Jeff Brodsky: Honoring the Past, Believing in the Future

October 19, 2020

Jeff Brodsky: Honoring the Past, Believing in the Future

Jeff Brodsky’s family ties to Hadassah are long. His parents, Renee and Merwyn, who married at the age of 20 and enjoyed a wonderful marriage lasting 60 years, were children of immigrants who all benefitted from Hadassah programs in Chicago. With her own mother an active member, Hadassah was part of Renee’s life from early on and she became a longtime member of the South Suburban Hadassah Chapter. When asked about his own childhood memories of Hadassah, with a chuckle, Jeff reveals that for him and his brother, Steve, “a definite favorite was the Hadassah cookbook, which was the go-to for the family’s favorite recipes.”

Jeff recalls the lasting impression Hadassah made on his family, which also made its home near Chicago. One of the most enduring lessons Jeff learned from his mother, Renee, was that “being a ‘doer’ is very important,” which echoes Hadassah’s imperative “to take action, to make an impact.”

An appreciation of science and medicine was also part of the Brodsky family tradition. Merwyn was a respected chemist who spent most of his career at Argonne National Laboratory. Jeff recalls the first family trip to Israel, “When we visited the Hadassah Hospital at Ein Kerem that we had heard so much about, we were so impressed, and the awe-inspiring Chagall windows were incredible.” It became a precious family memory that brought a vivid new dimension to their appreciation of Hadassah.

The value of Renee’s bond with Hadassah has continued to grow in ways she likely couldn’t have imagined. Jeff recalls “how important the concept of tzedakah was” to his mother throughout her life. Today, the family’s connection to science has grown new roots at Hadassah. In honor of his mother, a cancer survivor during her lifetime, Jeff created the Renee Kaplan Brodsky Fund with a generous gift to support the work of up-and-coming researchers at Hadassah Medical Organization who are seeking cures for diseases affecting women. Jeff explains that he not only wanted to make an immediate impact, he wanted to fuel the advancement of young researchers for years to come. “The hardest period in being a successful researcher is when you’re getting started. Small starter awards are critical for young researchers to get the preliminary results that can translate to getting bigger grants.”

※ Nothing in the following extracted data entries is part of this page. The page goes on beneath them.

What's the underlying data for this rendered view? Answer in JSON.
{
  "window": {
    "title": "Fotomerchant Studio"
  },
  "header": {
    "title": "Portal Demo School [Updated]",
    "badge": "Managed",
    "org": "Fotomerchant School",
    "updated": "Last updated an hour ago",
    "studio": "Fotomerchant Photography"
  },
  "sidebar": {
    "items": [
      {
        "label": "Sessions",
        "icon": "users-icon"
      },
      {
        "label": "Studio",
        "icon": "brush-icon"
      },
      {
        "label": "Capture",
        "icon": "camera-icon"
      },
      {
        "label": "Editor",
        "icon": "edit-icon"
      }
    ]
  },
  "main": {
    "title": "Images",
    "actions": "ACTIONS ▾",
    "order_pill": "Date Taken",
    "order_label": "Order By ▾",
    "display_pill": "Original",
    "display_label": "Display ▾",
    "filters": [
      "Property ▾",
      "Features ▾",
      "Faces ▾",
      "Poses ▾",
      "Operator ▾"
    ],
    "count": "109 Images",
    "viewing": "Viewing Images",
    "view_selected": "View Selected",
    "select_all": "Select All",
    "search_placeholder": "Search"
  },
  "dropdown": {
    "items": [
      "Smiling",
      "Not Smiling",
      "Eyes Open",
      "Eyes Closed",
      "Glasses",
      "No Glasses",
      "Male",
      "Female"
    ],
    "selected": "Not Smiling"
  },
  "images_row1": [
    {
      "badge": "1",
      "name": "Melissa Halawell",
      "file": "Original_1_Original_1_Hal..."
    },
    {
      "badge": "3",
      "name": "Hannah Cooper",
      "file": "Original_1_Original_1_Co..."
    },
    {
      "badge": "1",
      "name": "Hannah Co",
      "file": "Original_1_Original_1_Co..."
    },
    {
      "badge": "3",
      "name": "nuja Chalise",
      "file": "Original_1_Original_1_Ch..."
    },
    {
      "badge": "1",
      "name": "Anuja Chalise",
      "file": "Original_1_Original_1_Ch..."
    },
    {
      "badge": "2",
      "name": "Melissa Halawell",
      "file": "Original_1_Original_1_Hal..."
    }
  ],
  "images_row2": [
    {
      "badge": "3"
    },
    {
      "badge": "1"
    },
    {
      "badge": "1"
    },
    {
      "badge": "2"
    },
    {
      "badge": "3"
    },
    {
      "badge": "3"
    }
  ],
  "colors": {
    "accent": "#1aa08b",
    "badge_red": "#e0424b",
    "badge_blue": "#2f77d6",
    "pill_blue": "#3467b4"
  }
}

His gift is strategic and hopeful. With Jeff’s own background in biomedical research as the Avinoff Chair of Biological Sciences at the University of Pittsburgh, he appreciated the types of questions the young researchers on Prof. Rivka Dresner Pollak’s team were asking. “I was impressed by the cutting-edge research that the lab was using to understand the underlying causes of ovarian cancer. I wanted to contribute to this community of scholarship, which may help lead to a cure.” He adds, “I know how much my mom would love to know that this work is continuing in her memory.”

As featured in the 2019 Hadassah Annual Report, released in July 2020.